Я могла сколько угодно долго и громко кричать в трубку, требовать объяснений через скайп, но стоило только увидеть эту холодность, это безразличие и праведный гнев вживую — и я теряла пыл, чувствовала себя бессильной, ненужной, по-настоящему уязвимой.
— Мне… так жаль, что я… сотворила все это, — шепотом начала я.
Голос сбивался на рев от каждого брошенного взгляда, от жестоко поджатых губ, от неспокойных мыслей, что вились в моей голове. Даже Карлайл уже поглядывал на меня с тревогой, но Таня так и сидела неподвижной статуей, заслоненная от меня солнцезащитным щитом.
— Марвел. Мама. Мамочка. Я сорвалась. Я совершенно ничего не помню, и прошу у тебя — у вас обоих — прощения за вчерашний вечер.
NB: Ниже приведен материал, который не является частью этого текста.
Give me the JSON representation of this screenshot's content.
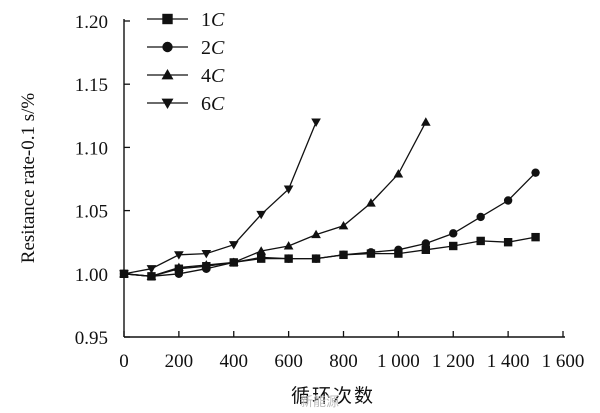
{
  "chart_data": {
    "type": "line",
    "title": "",
    "xlabel": "循环次数",
    "ylabel": "Resitance rate-0.1 s/%",
    "xlim": [
      0,
      1600
    ],
    "ylim": [
      0.95,
      1.2
    ],
    "x_ticks": [
      0,
      200,
      400,
      600,
      800,
      1000,
      1200,
      1400,
      1600
    ],
    "x_tick_labels": [
      "0",
      "200",
      "400",
      "600",
      "800",
      "1 000",
      "1 200",
      "1 400",
      "1 600"
    ],
    "y_ticks": [
      0.95,
      1.0,
      1.05,
      1.1,
      1.15,
      1.2
    ],
    "y_tick_labels": [
      "0.95",
      "1.00",
      "1.05",
      "1.10",
      "1.15",
      "1.20"
    ],
    "legend_position": "top-left",
    "grid": false,
    "series": [
      {
        "name": "1C",
        "marker": "square",
        "points": [
          [
            0,
            1.0
          ],
          [
            100,
            0.998
          ],
          [
            200,
            1.004
          ],
          [
            300,
            1.006
          ],
          [
            400,
            1.009
          ],
          [
            500,
            1.012
          ],
          [
            600,
            1.012
          ],
          [
            700,
            1.012
          ],
          [
            800,
            1.015
          ],
          [
            900,
            1.016
          ],
          [
            1000,
            1.016
          ],
          [
            1100,
            1.019
          ],
          [
            1200,
            1.022
          ],
          [
            1300,
            1.026
          ],
          [
            1400,
            1.025
          ],
          [
            1500,
            1.029
          ]
        ]
      },
      {
        "name": "2C",
        "marker": "circle",
        "points": [
          [
            0,
            1.0
          ],
          [
            100,
            0.998
          ],
          [
            200,
            1.0
          ],
          [
            300,
            1.004
          ],
          [
            400,
            1.009
          ],
          [
            500,
            1.013
          ],
          [
            600,
            1.012
          ],
          [
            700,
            1.012
          ],
          [
            800,
            1.015
          ],
          [
            900,
            1.017
          ],
          [
            1000,
            1.019
          ],
          [
            1100,
            1.024
          ],
          [
            1200,
            1.032
          ],
          [
            1300,
            1.045
          ],
          [
            1400,
            1.058
          ],
          [
            1500,
            1.08
          ]
        ]
      },
      {
        "name": "4C",
        "marker": "triangle-up",
        "points": [
          [
            0,
            1.0
          ],
          [
            100,
            0.998
          ],
          [
            200,
            1.005
          ],
          [
            300,
            1.007
          ],
          [
            400,
            1.009
          ],
          [
            500,
            1.018
          ],
          [
            600,
            1.022
          ],
          [
            700,
            1.031
          ],
          [
            800,
            1.038
          ],
          [
            900,
            1.056
          ],
          [
            1000,
            1.079
          ],
          [
            1100,
            1.12
          ]
        ]
      },
      {
        "name": "6C",
        "marker": "triangle-down",
        "points": [
          [
            0,
            1.0
          ],
          [
            100,
            1.004
          ],
          [
            200,
            1.015
          ],
          [
            300,
            1.016
          ],
          [
            400,
            1.023
          ],
          [
            500,
            1.047
          ],
          [
            600,
            1.067
          ],
          [
            700,
            1.12
          ]
        ]
      }
    ]
  },
  "watermark": "新能源"
}
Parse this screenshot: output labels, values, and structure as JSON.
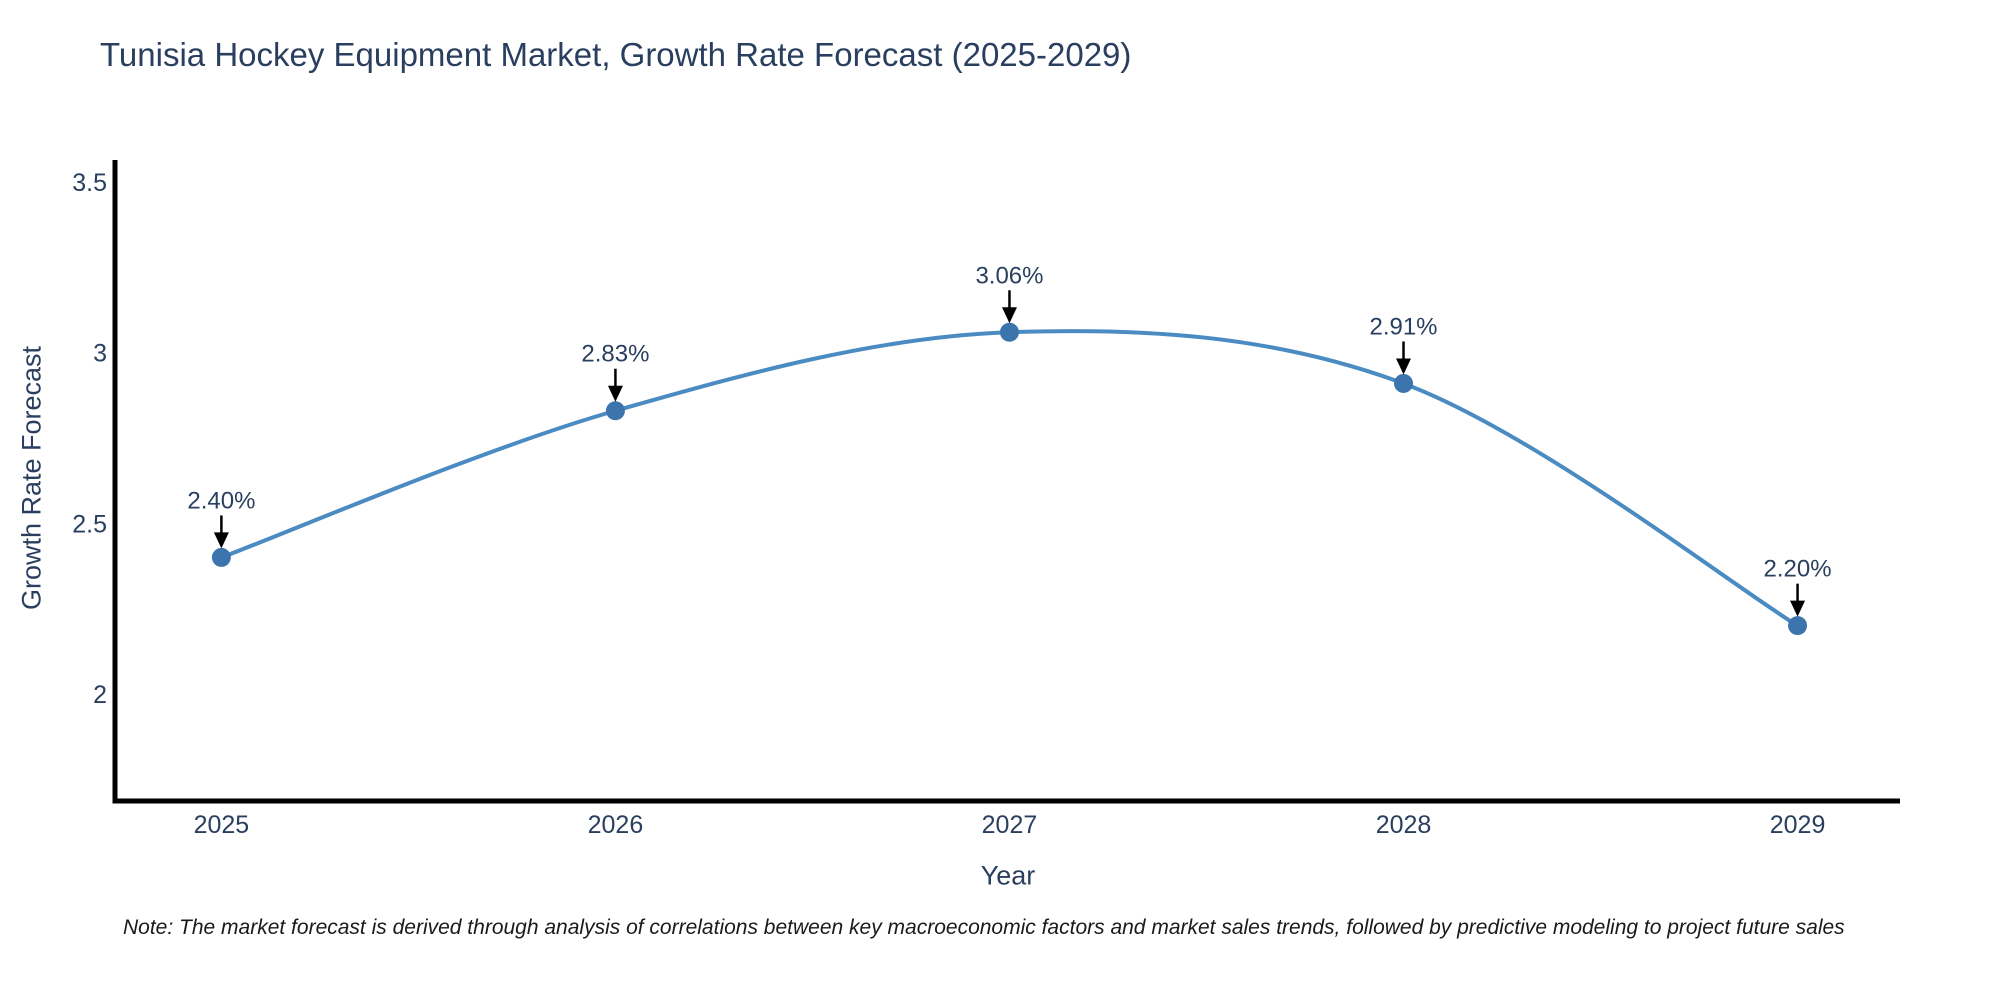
{
  "page": {
    "note": "Note: The market forecast is derived through analysis of correlations between key macroeconomic factors and market sales trends, followed by predictive modeling to project future sales"
  },
  "chart_data": {
    "type": "line",
    "title": "Tunisia Hockey Equipment Market, Growth Rate Forecast (2025-2029)",
    "xlabel": "Year",
    "ylabel": "Growth Rate Forecast",
    "x": [
      2025,
      2026,
      2027,
      2028,
      2029
    ],
    "series": [
      {
        "name": "Growth Rate Forecast",
        "values": [
          2.4,
          2.83,
          3.06,
          2.91,
          2.2
        ]
      }
    ],
    "point_labels": [
      "2.40%",
      "2.83%",
      "3.06%",
      "2.91%",
      "2.20%"
    ],
    "xticks": [
      "2025",
      "2026",
      "2027",
      "2028",
      "2029"
    ],
    "yticks": [
      2,
      2.5,
      3,
      3.5
    ],
    "ytick_labels": [
      "2",
      "2.5",
      "3",
      "3.5"
    ],
    "xlim": [
      2024.73,
      2029.26
    ],
    "ylim": [
      1.686,
      3.565
    ],
    "grid": false,
    "legend": "none",
    "line_shape": "spline",
    "marker": "circle",
    "colors": {
      "line": "#4a8bc2",
      "marker": "#3c75ad",
      "axis": "#000000",
      "tick_text": "#2a3f5f",
      "annotation_text": "#2a3f5f",
      "annotation_arrow": "#000000",
      "background": "#ffffff"
    }
  }
}
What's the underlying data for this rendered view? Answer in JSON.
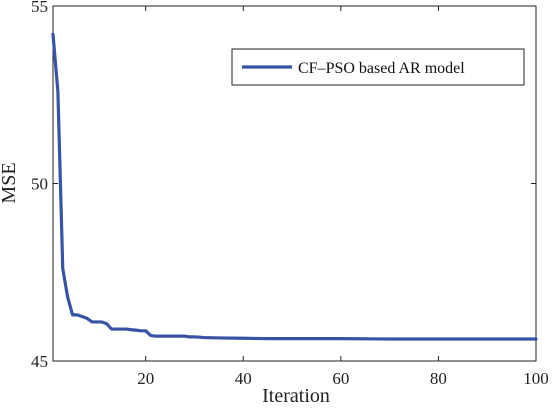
{
  "chart_data": {
    "type": "line",
    "xlabel": "Iteration",
    "ylabel": "MSE",
    "xlim": [
      1,
      100
    ],
    "ylim": [
      45,
      55
    ],
    "xticks": [
      20,
      40,
      60,
      80,
      100
    ],
    "yticks": [
      45,
      50,
      55
    ],
    "grid": false,
    "legend_position": "top-right",
    "series": [
      {
        "name": "CF–PSO based AR model",
        "color": "#3853a3",
        "x": [
          1,
          2,
          3,
          4,
          5,
          6,
          7,
          8,
          9,
          10,
          11,
          12,
          13,
          14,
          15,
          16,
          17,
          18,
          19,
          20,
          21,
          22,
          23,
          24,
          25,
          26,
          27,
          28,
          29,
          30,
          31,
          32,
          35,
          40,
          45,
          50,
          60,
          70,
          80,
          90,
          100
        ],
        "y": [
          54.2,
          52.6,
          47.6,
          46.8,
          46.3,
          46.3,
          46.25,
          46.2,
          46.1,
          46.1,
          46.1,
          46.05,
          45.9,
          45.9,
          45.9,
          45.9,
          45.88,
          45.87,
          45.85,
          45.85,
          45.72,
          45.7,
          45.7,
          45.7,
          45.7,
          45.7,
          45.7,
          45.7,
          45.68,
          45.68,
          45.67,
          45.66,
          45.65,
          45.64,
          45.63,
          45.63,
          45.63,
          45.62,
          45.62,
          45.62,
          45.62
        ]
      }
    ]
  }
}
Что бы я не сказала, я не желала навредить, я только…
Я была готова унизительно пасть ниц, подчиниться непредсказуемой воле бессмертных опекунов без сопротивления, но, кажется, испортила все необратимо.
— К чему мне твои извинения? — хладнокровно оборвала меня Таня, и я изумленно раскрыла рот, впиваясь взглядом в ее очаровательное даже в своей желчности лицо. — Твои поступки говорят сами за себя. Обсудим дома.
Доктор медленно повернул голову в сторону матери. В его профиле читалось поражение не меньше моего. Таня отвернулась от нас обоих и стала увлеченно смотреть в окно, за которым расплывался будничный утренний смог. Я сморгнула слезы и обняла себя за сведенные шоком плечи, откидывая голову назад и обессиленно закрывая глаза. Спасения ждать неоткуда. Я обречена.
***
На пороге благоухающего и светлого дома семьи вампиров меня оставили одну. Таня с очаровательной улыбкой на губах отправилась любезничать с Розали и Элис. Они обнимались, обменивались нежными фразами и выглядели, как счастливые подруги после долгой разлуки. Там, в недоступном окружении Королевы Каллен и модного критика, сияла моя мать. Та, с кем я ехала в машине — лишь ее злой дух, питающийся моими страданиями. Когда мы с ней сидели в кафе в Форксе, она бросила неоднозначную фразу о том, что мне бы очень не понравилось увидеть ее в гневе. Сейчас я отдала бы все, что угодно, чтобы моя дурная башка прислушалась к этому, прислушалась хоть к кому-то, кто бы меня остановил и уберег от судьбы беспризорной, никому ненужной Мишель Элизабет… Кингсли? Денали? Каллен? Да черт его знает.